I’d like to thank Erik Altman and Lieven Eeckhout for the opportunity to summarize some of the remarks I made in my Eckert–Mauchly Award acceptance speech at the 41st International Symposium of Computer Architecture in June 2014. I am very honored to have received the Eckert–Mauchly award, but, as many of you know, I have supervised 50 PhD students, and it would be improbable if I didn’t acknowledge their large contribution to work that sometimes gets attributed to me. My principal hope is that I have played the role of constructive critic so that their work has been improved or, better, has taken a novel turn that perhaps they didn’t foresee. As you may have guessed, the aspect of academia, and research in academia in particular, that I most enjoy is the opportunity to work with graduate students on research problems.

Coming to America

I received my undergraduate degree from the Applied Physics and Mathematics program at the University of Reading in England. In the fall of 1969 I moved to the Computer Science Department at the University of Illinois in Urbana–Champaign on an English Speaking Union scholarship (I’m monolingual, so my options were limited). It was an eventful time in the United States: the Vietnam War draft soon started, and some of my new classmates were sent to war. On the computer front, Illinois was one of the few universities that built computers. It is also the alma mater of over a quarter of the Eckert–Mauchly winners. The Illinois tradition of building experimental computers started with ORDVAC (Ordnance Discrete Variable Automatic Computer), and its twin, Illiac I. When I got there, Illiac II had just been decommissioned, and Illiac III and IV were under construction.

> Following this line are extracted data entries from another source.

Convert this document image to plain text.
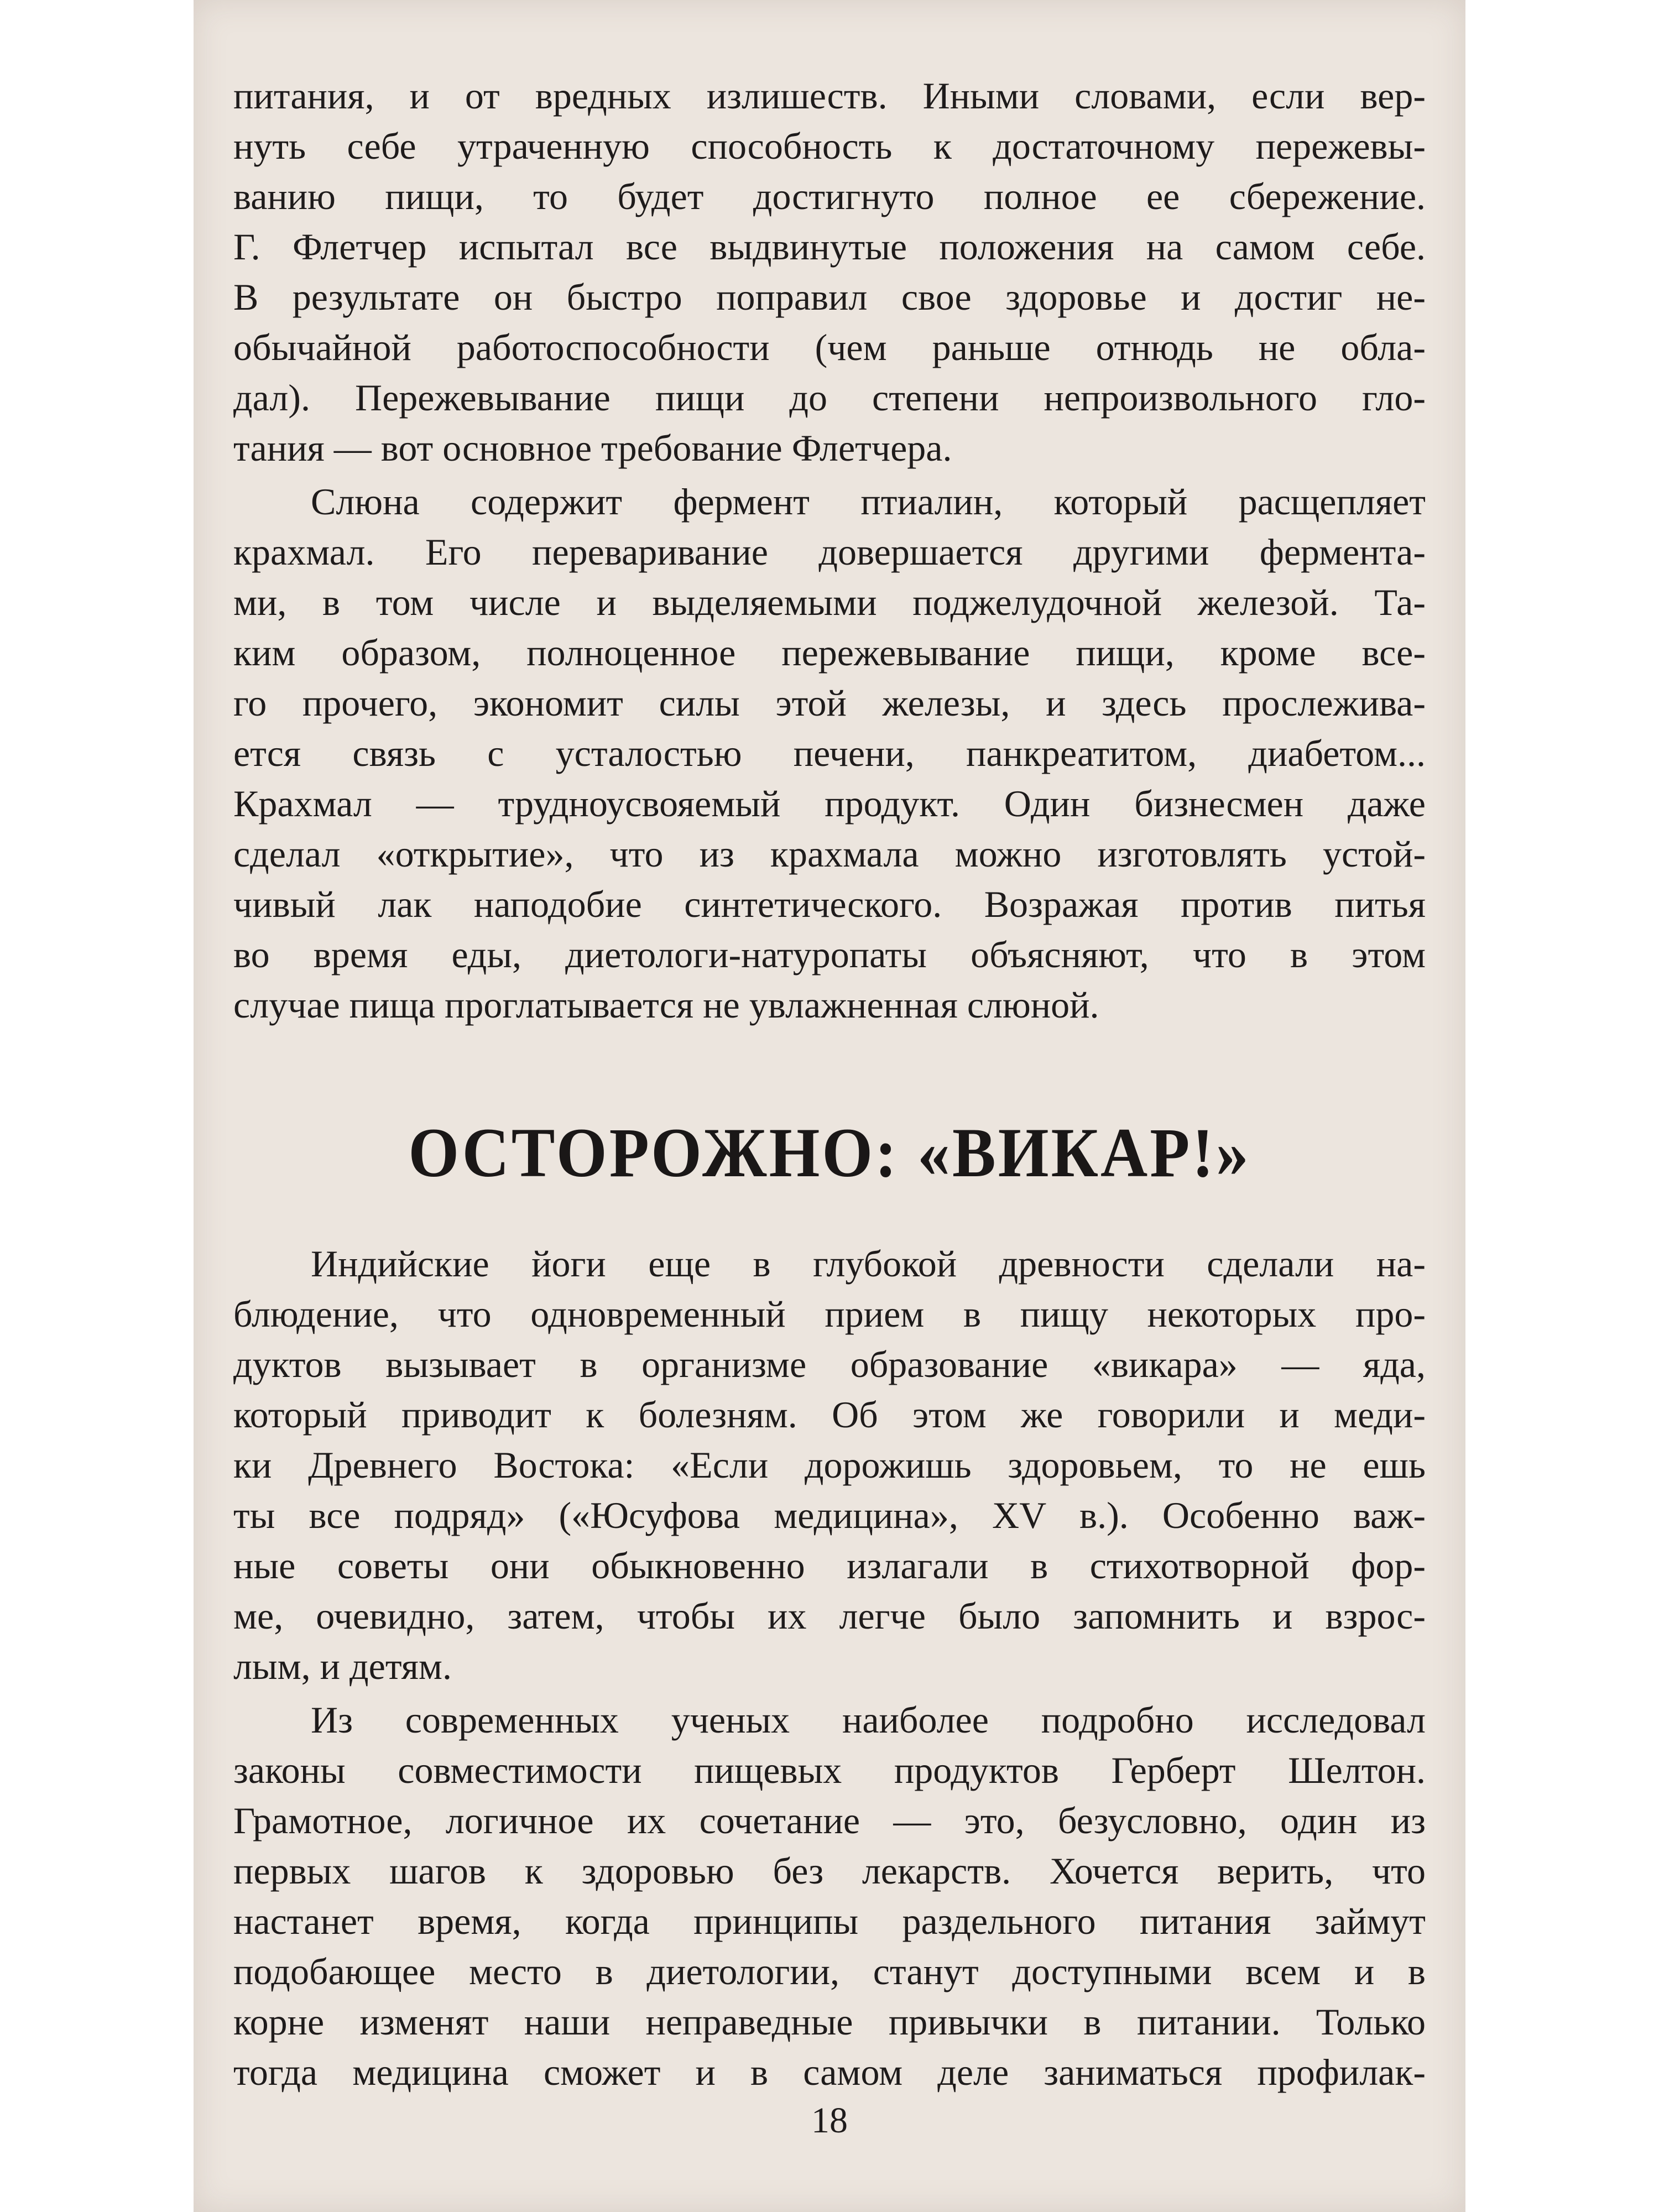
питания, и от вредных излишеств. Иными словами, если вер-
нуть себе утраченную способность к достаточному пережевы-
ванию пищи, то будет достигнуто полное ее сбережение.
Г. Флетчер испытал все выдвинутые положения на самом себе.
В результате он быстро поправил свое здоровье и достиг не-
обычайной работоспособности (чем раньше отнюдь не обла-
дал). Пережевывание пищи до степени непроизвольного гло-
тания — вот основное требование Флетчера.
Слюна содержит фермент птиалин, который расщепляет
крахмал. Его переваривание довершается другими фермента-
ми, в том числе и выделяемыми поджелудочной железой. Та-
ким образом, полноценное пережевывание пищи, кроме все-
го прочего, экономит силы этой железы, и здесь прослежива-
ется связь с усталостью печени, панкреатитом, диабетом...
Крахмал — трудноусвояемый продукт. Один бизнесмен даже
сделал «открытие», что из крахмала можно изготовлять устой-
чивый лак наподобие синтетического. Возражая против питья
во время еды, диетологи-натуропаты объясняют, что в этом
случае пища проглатывается не увлажненная слюной.
ОСТОРОЖНО: «ВИКАР!»
Индийские йоги еще в глубокой древности сделали на-
блюдение, что одновременный прием в пищу некоторых про-
дуктов вызывает в организме образование «викара» — яда,
который приводит к болезням. Об этом же говорили и меди-
ки Древнего Востока: «Если дорожишь здоровьем, то не ешь
ты все подряд» («Юсуфова медицина», XV в.). Особенно важ-
ные советы они обыкновенно излагали в стихотворной фор-
ме, очевидно, затем, чтобы их легче было запомнить и взрос-
лым, и детям.
Из современных ученых наиболее подробно исследовал
законы совместимости пищевых продуктов Герберт Шелтон.
Грамотное, логичное их сочетание — это, безусловно, один из
первых шагов к здоровью без лекарств. Хочется верить, что
настанет время, когда принципы раздельного питания займут
подобающее место в диетологии, станут доступными всем и в
корне изменят наши неправедные привычки в питании. Только
тогда медицина сможет и в самом деле заниматься профилак-
18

The faculty was made up of mathematicians, physicists, and electrical engineers. Computer science was not well defined then. There were more courses in quantum mechanics than software. My first research assistantship in computer science was to design digital circuits for experimental digital systems. I also worked on Illiac III. It was built with asynchronous logic like its predecessor, Illiac II. There was a strong focus on asynchronous logic designs, and some of the basic theory was created by the faculty, David Muller (of C-element fame) in particular.

Illiac III was one of the most interesting machines of its day. It was designed primarily as a single-instruction, multiple-data (SIMD) pattern-processing machine, with a novel addition: a pattern articulation unit that received images from a 2D array of photo diodes and processed them in parallel. Each photo diode had a bit serial processor behind it and a shift register so that several images could be stored and pairwise image operations could be performed. It was similar to the later Massively Parallel Processor (MPP), a supercomputer built by Goodyear (the blimp people). In the ‘80s, many of the ideas in the MPP reappeared in massively parallel supercomputers like Thinking Machine’s Connection Machine.

My first computer architecture class was taught by David Kuck, who pioneered many of the ideas we now take for granted in the parallel processing world. Despite enjoying the class and deciding to work in the area, I got a C grade, which for all practical purposes was a failing grade—not very auspicious. I worked with Ted Poppelbaum for my master’s degree and Gerry Metze for my PhD—I believe Gerry was the advisor to the largest number of Eckert–Mauchly winners. I developed a hardware design language for my PhD thesis that translated down to asynchronous logic. I learned a lot, but mostly never to use asynchronous logic.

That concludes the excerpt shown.